L’incontro tra Donald Trump e Kim Jong-un nella zona demilitarizzata che separa le due Coree, 30 giugno 2019. (Kevin Lamarque, Reuters/Contrasto)

Lo show di Donald Trump in Corea del Nord

L’incontro tra Donald Trump e Kim Jong-un nella zona demilitarizzata che separa le due Coree, 30 giugno 2019. (Kevin Lamarque, Reuters/Contrasto)
01 luglio 2019 10:48

Il presidente degli Stati Uniti è un genio della diplomazia o un fuoriclasse dello spettacolo televisivo?
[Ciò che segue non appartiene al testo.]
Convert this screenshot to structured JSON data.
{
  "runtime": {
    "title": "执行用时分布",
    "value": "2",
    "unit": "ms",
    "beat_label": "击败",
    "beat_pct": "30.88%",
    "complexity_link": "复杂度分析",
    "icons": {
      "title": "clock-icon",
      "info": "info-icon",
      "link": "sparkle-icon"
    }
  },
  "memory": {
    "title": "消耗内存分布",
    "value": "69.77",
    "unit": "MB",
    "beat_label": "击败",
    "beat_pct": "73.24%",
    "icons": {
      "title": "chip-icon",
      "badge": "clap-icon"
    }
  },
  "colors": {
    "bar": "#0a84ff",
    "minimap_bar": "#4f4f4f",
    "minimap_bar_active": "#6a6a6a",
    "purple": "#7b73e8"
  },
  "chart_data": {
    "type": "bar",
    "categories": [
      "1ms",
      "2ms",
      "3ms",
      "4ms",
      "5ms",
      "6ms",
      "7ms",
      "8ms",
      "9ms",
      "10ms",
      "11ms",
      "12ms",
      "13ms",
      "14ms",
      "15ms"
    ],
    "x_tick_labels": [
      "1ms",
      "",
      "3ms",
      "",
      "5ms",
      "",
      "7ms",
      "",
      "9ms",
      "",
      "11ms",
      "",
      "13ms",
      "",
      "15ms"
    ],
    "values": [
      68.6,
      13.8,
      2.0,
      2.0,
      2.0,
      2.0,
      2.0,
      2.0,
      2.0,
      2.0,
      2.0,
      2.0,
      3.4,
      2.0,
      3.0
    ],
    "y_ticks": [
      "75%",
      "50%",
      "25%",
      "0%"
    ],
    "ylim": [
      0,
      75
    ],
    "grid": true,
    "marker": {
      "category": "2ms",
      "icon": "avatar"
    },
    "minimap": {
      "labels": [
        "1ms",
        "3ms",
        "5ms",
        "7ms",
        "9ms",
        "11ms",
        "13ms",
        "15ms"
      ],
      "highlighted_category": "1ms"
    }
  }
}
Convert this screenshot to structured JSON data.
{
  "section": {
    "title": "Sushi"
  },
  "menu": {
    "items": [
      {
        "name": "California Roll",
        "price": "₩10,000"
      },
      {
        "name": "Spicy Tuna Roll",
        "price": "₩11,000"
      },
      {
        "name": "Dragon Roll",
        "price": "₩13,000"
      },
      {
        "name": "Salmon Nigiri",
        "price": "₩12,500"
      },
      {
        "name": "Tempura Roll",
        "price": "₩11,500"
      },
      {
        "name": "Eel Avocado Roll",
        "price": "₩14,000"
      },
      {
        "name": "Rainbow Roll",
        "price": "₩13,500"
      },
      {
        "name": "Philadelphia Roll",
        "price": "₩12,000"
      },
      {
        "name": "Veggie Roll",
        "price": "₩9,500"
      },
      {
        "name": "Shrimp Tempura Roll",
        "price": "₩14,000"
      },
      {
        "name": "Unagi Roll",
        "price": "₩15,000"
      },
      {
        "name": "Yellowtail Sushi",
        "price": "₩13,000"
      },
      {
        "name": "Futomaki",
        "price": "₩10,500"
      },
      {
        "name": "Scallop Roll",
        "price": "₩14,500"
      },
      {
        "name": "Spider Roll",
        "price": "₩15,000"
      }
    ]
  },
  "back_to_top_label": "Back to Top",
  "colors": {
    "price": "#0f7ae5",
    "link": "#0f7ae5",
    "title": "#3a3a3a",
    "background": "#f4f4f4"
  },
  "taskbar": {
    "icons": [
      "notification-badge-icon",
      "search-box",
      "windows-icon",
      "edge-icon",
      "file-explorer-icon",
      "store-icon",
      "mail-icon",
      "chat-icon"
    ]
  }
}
O forse è entrambe le cose?

Prima di provare a rispondere a queste domande bisogna riconoscere l’efficacia della performance: un semplice tweet è bastato a Trump per diventare il primo presidente americano a mettere piede sul suolo della Corea del Nord.

In diretta sulle tv di tutto il mondo, Trump ha varcato la linea simbolica della zona demilitarizzata tra le due Coree, eredità della Guerra fredda che ancora oggi è uno dei luoghi più pericolosi del pianeta, oltre che il teatro di un conflitto infinito, visto che dopo la guerra di Corea, finita quasi settant’anni fa, non c’è stato un trattato di pace.

Come ha scritto ironicamente il Washington Post, parafrasando quel che disse l’astronauta Neil Armstrong a proposito dello sbarco sulla Luna: “È stato un piccolo passo per il presidente, ma è stato un passo da gigante per il suo successo televisivo”.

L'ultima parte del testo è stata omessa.